1. 事業所と同一の敷地内、または隣接する敷地内にある有料老人ホームなどに居住する者
 
2. 上記以外の範囲にある有料老人ホームなどに居住する者(当該建物に居住する利用者の人数が1月あたり20人以上の場合)
 
また1. について、事業所と同一の敷地内、または隣接する敷地内にある建物のうち、当該建物に居住する利用者の人数が1月あたり50人以上の場合は、減算幅を見直す。
 
減算を受けている者とそうでない者の公平性を担保する観点から、減算を受けている者のひと月の限度額を計算する際には、減算前の単位数を用いることとする。
 

 訪問回数の多い利用者への対応

 

訪問回数の多いケアプランについては、利用者の自立支援・重度化防止や地域資源の有効活用といった観点から、市町村が確認し、必要に応じて是正を促していくことが適当。

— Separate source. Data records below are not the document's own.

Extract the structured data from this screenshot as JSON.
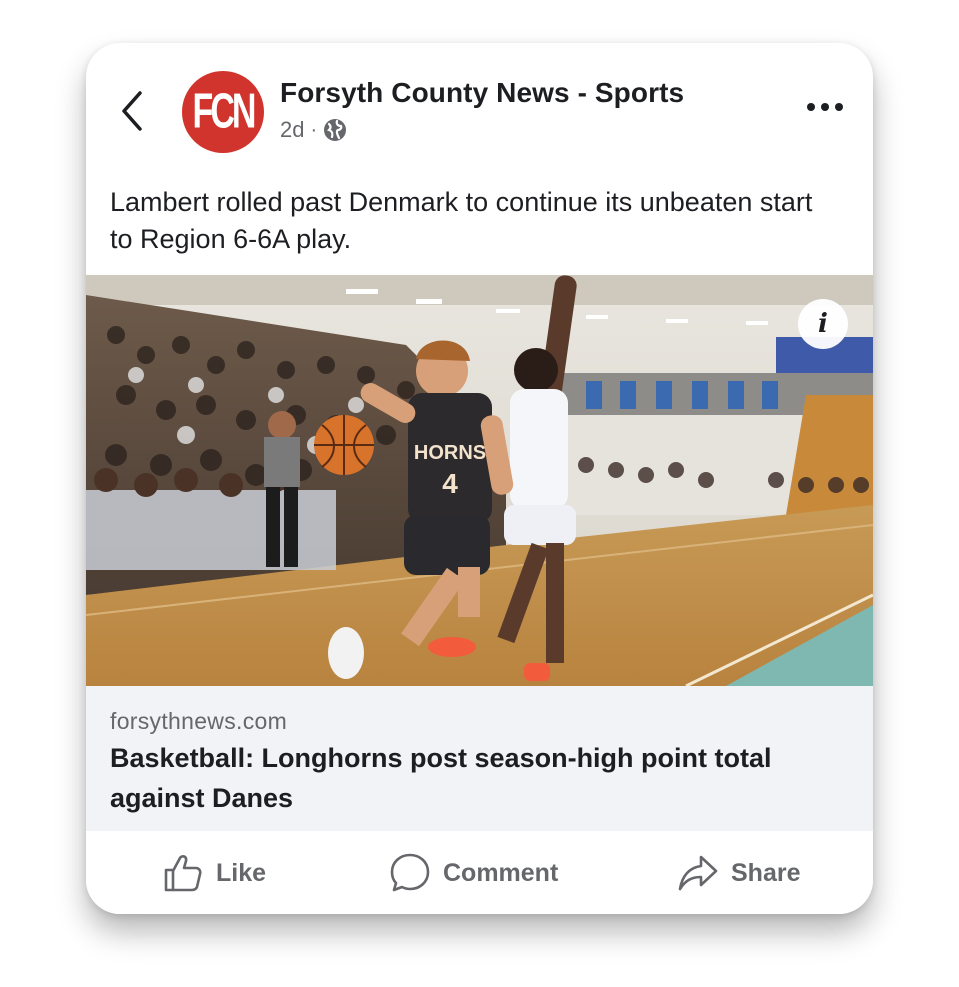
{
  "post": {
    "page_name": "Forsyth County News - Sports",
    "logo_text": "FCN",
    "time_ago": "2d",
    "separator": "·",
    "audience_icon": "globe-icon",
    "caption": "Lambert rolled past Denmark to continue its unbeaten start to Region 6-6A play."
  },
  "photo": {
    "info_label": "i",
    "jersey_team": "HORNS",
    "jersey_number": "4"
  },
  "link": {
    "domain": "forsythnews.com",
    "title": "Basketball: Longhorns post season-high point total against Danes"
  },
  "actions": {
    "like_label": "Like",
    "comment_label": "Comment",
    "share_label": "Share"
  },
  "colors": {
    "brand_red": "#d0342c",
    "text_primary": "#1c1e21",
    "text_secondary": "#65676b",
    "preview_bg": "#f2f3f7"
  }
}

ケアマネジャーが、統計的にみて通常のケアプランとかけ離れた回数(*)の生活援助を位置付ける場合には、市町村にケアプランを届け出ることとする。
 
* 統計的にみて通常のケアプランとかけ離れた回数
「生活援助の全国平均利用回数+2標準偏差」を基準として2018年4月に国が定め、6ヵ月の周知期間を設けて10月から施行する。
 
地域ケア会議の機能として、届け出られたケアプランの検証を位置付け、市町村は地域ケア会議の開催などにより、届け出られたケアプランの検証を行うこととする。また市町村は、必要に応じ、ケアマネジャーに対し、利用者の自立支援・重度化防止や地域資源の有効活用といった観点から、サービス内容の是正を促す。
 

 サ責の役割や任用要件などの明確化

 

サ責のうち、初任者研修課程の修了者、旧2級課程の修了者は任用要件から廃止する。ただし、現に従事している者については1年間の経過措置を設ける。また、初任者研修課程の修了者、旧2級課程の修了者であるサ責を配置している場合の減算についても、2018年度は現に従事している者に限定し、2019年度以降は廃止する。
 
利用者の口腔に関する問題や服薬状況などに関する気付きを、サ責からケアマネなどの関係者に情報共有することについて、サ責の責務として明確化する。
 
訪問介護の所要時間については、実際の提供時間ではなく、標準的な時間を基準としてケアプランが作成される。一方で、標準時間と実際の提供時間が著しく乖離している場合には、実際の提供時間に応じた時間にプランを見直すべきである。このため、サ責は提供時間を記録するとともに、著しくプラン上の標準時間と乖離している場合にはケアマネに連絡し、ケアマネは必要に応じたプランの見直しをすることを明確化する。
 
訪問介護事業者はケアマネジャーに対して、自身の事業所のサービス利用に関する不当な働きかけを行ってはならない旨を明確化する。
 

 共生型訪問介護・居宅介護

 

介護保険と障害福祉、どちらかの制度のもとでホームヘルプを提供している事業所が希望すれば、基本的に全て共生型サービスの指定を受けられるようにする。障害福祉制度の「障害者居宅介護従業者基礎研修」の修了者や「重度訪問介護従業者養成研修」の修了者などについては、65歳に至るまでその事業所で障害福祉サービスを利用していた高齢障害者に対してのみ、サービスを提供できることとする。
 
介護保険の訪問介護と障害福祉の居宅介護の報酬は基本的に同じ。このため、どちらか一方の基準しか満たしていない共生型サービスも同等の単位数とする。この際、障害福祉制度における「障害者居宅介護従業者基礎研修」の修了者についての取り扱い(30%減算)も踏まえる。また、訪問介護事業所の各種加算は、算定要件を満たした場合に算定できることとする。